Der stern der Woche: Baupanne macht nagelneue Feuerwache unerreichbar

Der Bau einer schicken, neuen Feuerwache sollte der Stolz der saarländischen Gemeinde Kirkel werden. Rund 2,6 Millionen Euro hat das Prestigeobjekt bis zur Fertigstellung gekostet. Doch nutzen kann die Feuerwehr das nagelneue Gebäude leider nicht. Der Grund: Das Niveau der Zufahrt liegt einen halben Meter über dem Straßenniveau - und ist damit für Löschzüge unerreichbar.
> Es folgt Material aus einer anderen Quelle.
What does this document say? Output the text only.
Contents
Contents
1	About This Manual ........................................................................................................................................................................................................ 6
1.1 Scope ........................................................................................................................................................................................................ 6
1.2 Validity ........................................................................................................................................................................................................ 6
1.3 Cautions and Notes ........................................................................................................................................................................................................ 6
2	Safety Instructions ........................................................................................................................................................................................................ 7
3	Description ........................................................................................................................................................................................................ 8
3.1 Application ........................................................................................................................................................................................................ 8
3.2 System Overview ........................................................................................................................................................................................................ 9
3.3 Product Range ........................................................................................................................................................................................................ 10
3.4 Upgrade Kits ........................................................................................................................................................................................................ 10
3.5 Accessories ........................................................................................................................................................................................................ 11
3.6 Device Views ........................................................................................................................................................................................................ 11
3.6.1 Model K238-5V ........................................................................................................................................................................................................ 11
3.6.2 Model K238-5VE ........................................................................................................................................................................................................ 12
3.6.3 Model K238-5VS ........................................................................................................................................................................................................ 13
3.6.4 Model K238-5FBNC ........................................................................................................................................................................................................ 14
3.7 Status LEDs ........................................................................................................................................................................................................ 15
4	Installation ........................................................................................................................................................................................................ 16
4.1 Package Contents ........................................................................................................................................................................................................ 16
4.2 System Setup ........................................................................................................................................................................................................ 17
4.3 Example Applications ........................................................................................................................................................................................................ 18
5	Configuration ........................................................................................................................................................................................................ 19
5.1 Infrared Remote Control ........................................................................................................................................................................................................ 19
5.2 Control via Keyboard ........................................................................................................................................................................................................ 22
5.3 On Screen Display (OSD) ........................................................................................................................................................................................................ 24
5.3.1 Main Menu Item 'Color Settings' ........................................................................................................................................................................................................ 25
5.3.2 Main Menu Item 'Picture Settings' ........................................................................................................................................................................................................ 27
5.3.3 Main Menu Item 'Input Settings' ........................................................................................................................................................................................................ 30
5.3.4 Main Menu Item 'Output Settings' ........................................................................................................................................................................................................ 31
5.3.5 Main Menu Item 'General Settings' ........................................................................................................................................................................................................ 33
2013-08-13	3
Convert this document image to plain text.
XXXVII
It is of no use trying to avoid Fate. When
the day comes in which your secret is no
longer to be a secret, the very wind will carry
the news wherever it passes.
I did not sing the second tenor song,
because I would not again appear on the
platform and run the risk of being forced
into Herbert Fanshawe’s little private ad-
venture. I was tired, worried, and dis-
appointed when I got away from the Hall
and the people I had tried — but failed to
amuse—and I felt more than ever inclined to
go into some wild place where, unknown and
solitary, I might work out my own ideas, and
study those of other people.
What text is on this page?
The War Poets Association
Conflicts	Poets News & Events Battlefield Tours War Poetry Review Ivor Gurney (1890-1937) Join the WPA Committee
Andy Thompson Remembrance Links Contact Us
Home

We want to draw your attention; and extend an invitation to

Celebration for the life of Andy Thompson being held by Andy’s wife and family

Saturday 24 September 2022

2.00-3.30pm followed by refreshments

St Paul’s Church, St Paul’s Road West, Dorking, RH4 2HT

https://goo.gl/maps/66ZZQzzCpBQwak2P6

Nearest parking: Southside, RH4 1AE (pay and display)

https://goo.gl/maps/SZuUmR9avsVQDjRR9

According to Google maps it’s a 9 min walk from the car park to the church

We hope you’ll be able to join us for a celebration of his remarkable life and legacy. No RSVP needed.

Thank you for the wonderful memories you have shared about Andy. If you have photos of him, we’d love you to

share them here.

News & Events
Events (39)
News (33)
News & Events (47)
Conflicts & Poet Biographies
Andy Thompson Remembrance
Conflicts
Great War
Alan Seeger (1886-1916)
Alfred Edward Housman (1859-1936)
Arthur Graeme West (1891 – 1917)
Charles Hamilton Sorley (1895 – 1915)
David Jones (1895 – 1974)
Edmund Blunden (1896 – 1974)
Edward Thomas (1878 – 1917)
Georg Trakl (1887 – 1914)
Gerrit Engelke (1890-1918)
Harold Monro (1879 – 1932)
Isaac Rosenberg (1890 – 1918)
Feuerwehr und Bürger sind sauer. Aber der Bürgermeister findet die Baupanne gar nicht so schlimm. Der lässt im kommenden Frühjahr einfach die Straße anheben - für schlappe 170.000 Euro. stern TV-Reporter Hinrich Lührssen war so viel Gelassenheit einen "stern der Woche" wert. Was die Verantwortlichen zu diesem teuren Fauxpas sagen - Mittwochabend bei stern TV.